Quelles leçons pour les nouveaux partis contestataires ?

Le modèle choisi est marqué par de fortes ambiguïtés. L’horizontalité et la démocratie directe sont promues, mais la bonne marche de la structure partisane se fonde sur une démocratie de l’action laissant de facto une grande liberté à la direction. À Podemos, une série de dispositifs innovants agissent comme autant de « concessions procédurales » et permettent de compenser la dépossession ressentie par les militants[4]. Malgré tout, l’important turn-over de la base confirme la difficulté qu’ont ces forces à fidéliser tant la clientèle électorale que la base active, c’est-à-dire les personnes cherchant à s’engager dans le mouvement. Ainsi, si Podemos revendique 433 132 membres inscrits après trois années d’existence, seule une infime minorité milite activement : un cadre barcelonais les estime à 30 000 à la fin de l’année 2016.

“Les ressources disponibles étant très réduites, les outsiders souhaitant participer activement au jeu électoral doivent activer leurs réseaux et innover sur le plan de la communication pour faire émerger puis populariser une alternative politique.”

L’adoption d’une forme « mouvementiste » constitue effectivement un trait distinctif des nouvelles formations politiques, bien qu’il doive être relativisé.

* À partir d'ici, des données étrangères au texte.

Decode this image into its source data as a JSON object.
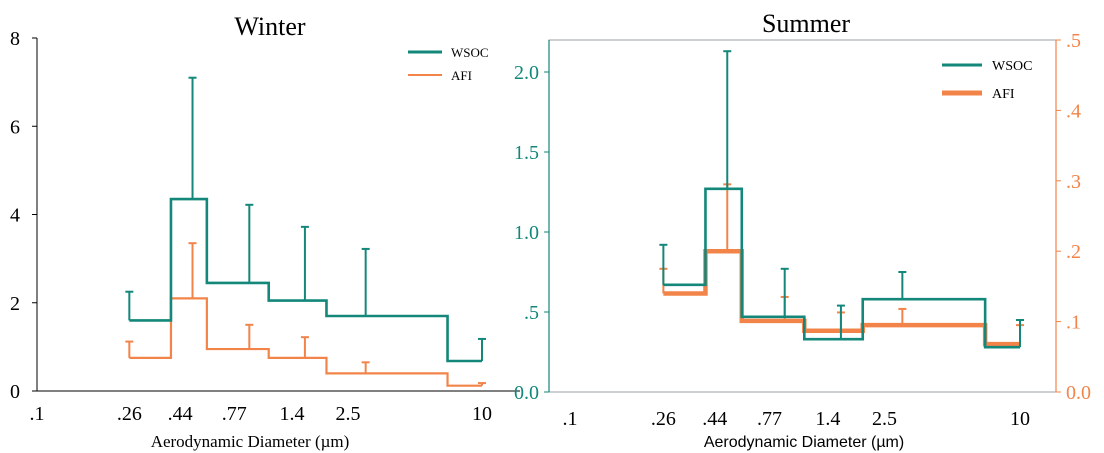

Il s’agit toujours de partis au sens wébérien, centrés sur la conquête électorale du pouvoir. Leur structure comme leur représentation se calquent sur celles des mouvements sociaux, dans la continuité desquels ils se placent. L’adhésion n’implique plus la socialisation politique. Adhérer à Podemos ou à La France insoumise constitue un acte aussi peu engageant que la signature d’une pétition humanitaire. Il s’agit alors d’un geste de soutien témoignant d’une adhésion « post-it », pour reprendre les termes du sociologue Jacques Ion. Cette structuration dans laquelle une petite équipe dirigeante réunie autour d’une figure charismatique concentre les attributions et entretient un lien direct avec une masse d’adhérents peu structurés et faiblement idéologisés ne se résume pas à la gauche radicale, tant elle peut s’appliquer au Mouvement 5 étoiles italien (M5S) ou à La République en marche.

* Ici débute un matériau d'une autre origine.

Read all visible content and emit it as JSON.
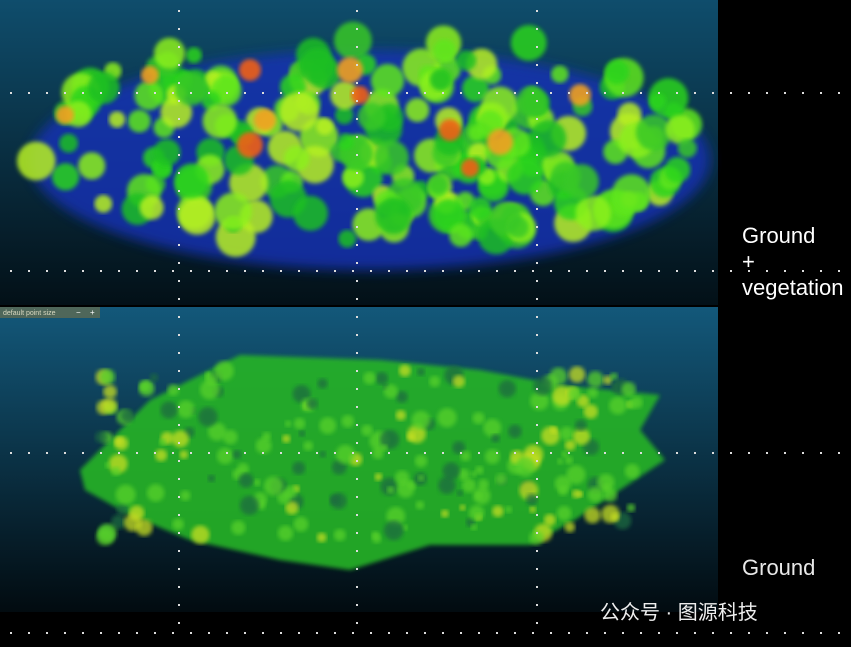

S’agit-il cependant d’un choix conscient ou d’une nécessité, dictée par les ressources disponibles ? Ces dernières sont effectivement très réduites : les outsiders souhaitant participer activement au jeu électoral doivent activer leurs réseaux et innover sur le plan de la communication pour faire émerger puis populariser une alternative politique[5]. Leurs moyens financiers et humains limités (faute notamment de représentation électorale préalable – les élus participant largement au financement des formations politiques) ne leur permettent pas de déployer un appareil national de permanents et de cadres locaux. De plus, même après plusieurs années d’existence, leur stabilité financière n’est pas facilement assurée. Alors que les dons et cotisations constituent des apports minoritaires, les ressources liées aux postes d’élus sont importantes mais extrêmement fluctuantes, sensibles aux reculs dans les urnes.

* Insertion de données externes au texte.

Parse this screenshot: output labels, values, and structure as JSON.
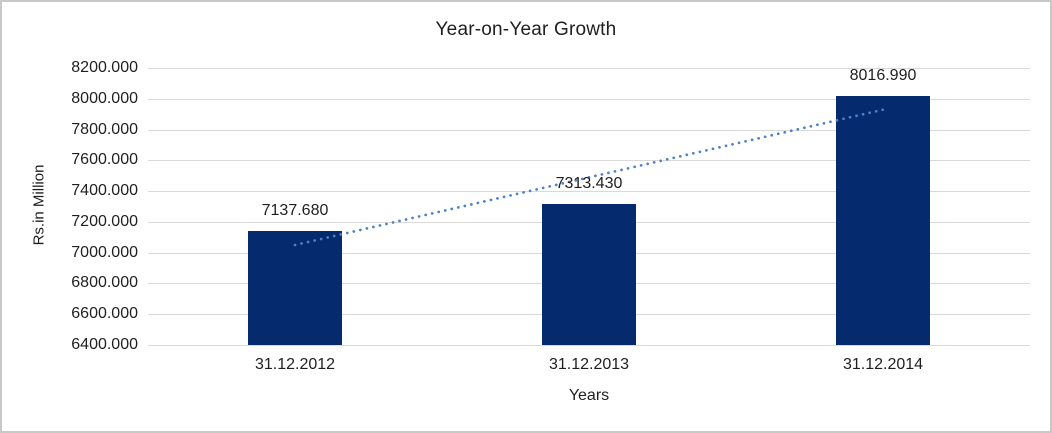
{
  "chart_data": {
    "type": "bar",
    "title": "Year-on-Year Growth",
    "xlabel": "Years",
    "ylabel": "Rs.in Million",
    "categories": [
      "31.12.2012",
      "31.12.2013",
      "31.12.2014"
    ],
    "values": [
      7137.68,
      7313.43,
      8016.99
    ],
    "data_labels": [
      "7137.680",
      "7313.430",
      "8016.990"
    ],
    "ylim": [
      6400,
      8200
    ],
    "ytick_step": 200,
    "ytick_decimals": 3,
    "grid": true,
    "legend": "none",
    "trendline": {
      "type": "linear",
      "style": "dotted",
      "start_value": 7049.7,
      "end_value": 7929.0
    },
    "colors": {
      "bar": "#052a6d",
      "trendline": "#4d82c4",
      "gridline": "#d9d9d9",
      "text": "#1f1f1f",
      "background": "#ffffff",
      "border": "#c8c8c8"
    }
  }
}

Occuper le centre, s’inscrire dans un moment favorable

Participer aux élections ne constitue donc pas une simple « tactique tribunitienne » contestataire. Il s’agit d’une nécessité vitale inscrite au cœur de la stratégie de ces partis, orientée vers la conquête rapide du pouvoir institutionnel permettant l’acquisition de ressources et leur concentration autour de l’activité parlementaire. Notons que les différents modes de scrutin en vigueur semblent peu déterminants dans la structuration de ces partis. Bien que les coalitions de gouvernement se construisent différemment selon la part de représentation proportionnelle existante, le mode de scrutin semble avoir plus d’impact sur les tactiques électorales à court terme que sur la stratégie de long cours. Podemos est ainsi plus proche de la France insoumise, se développant dans un pays où l’élection reine procède d’un scrutin majoritaire à deux tours, que de Syriza, quand bien même la Grèce et l’Espagne partagent un mode de scrutin proportionnel laissant plus d’espace aux acteurs électoraux minoritaires[6].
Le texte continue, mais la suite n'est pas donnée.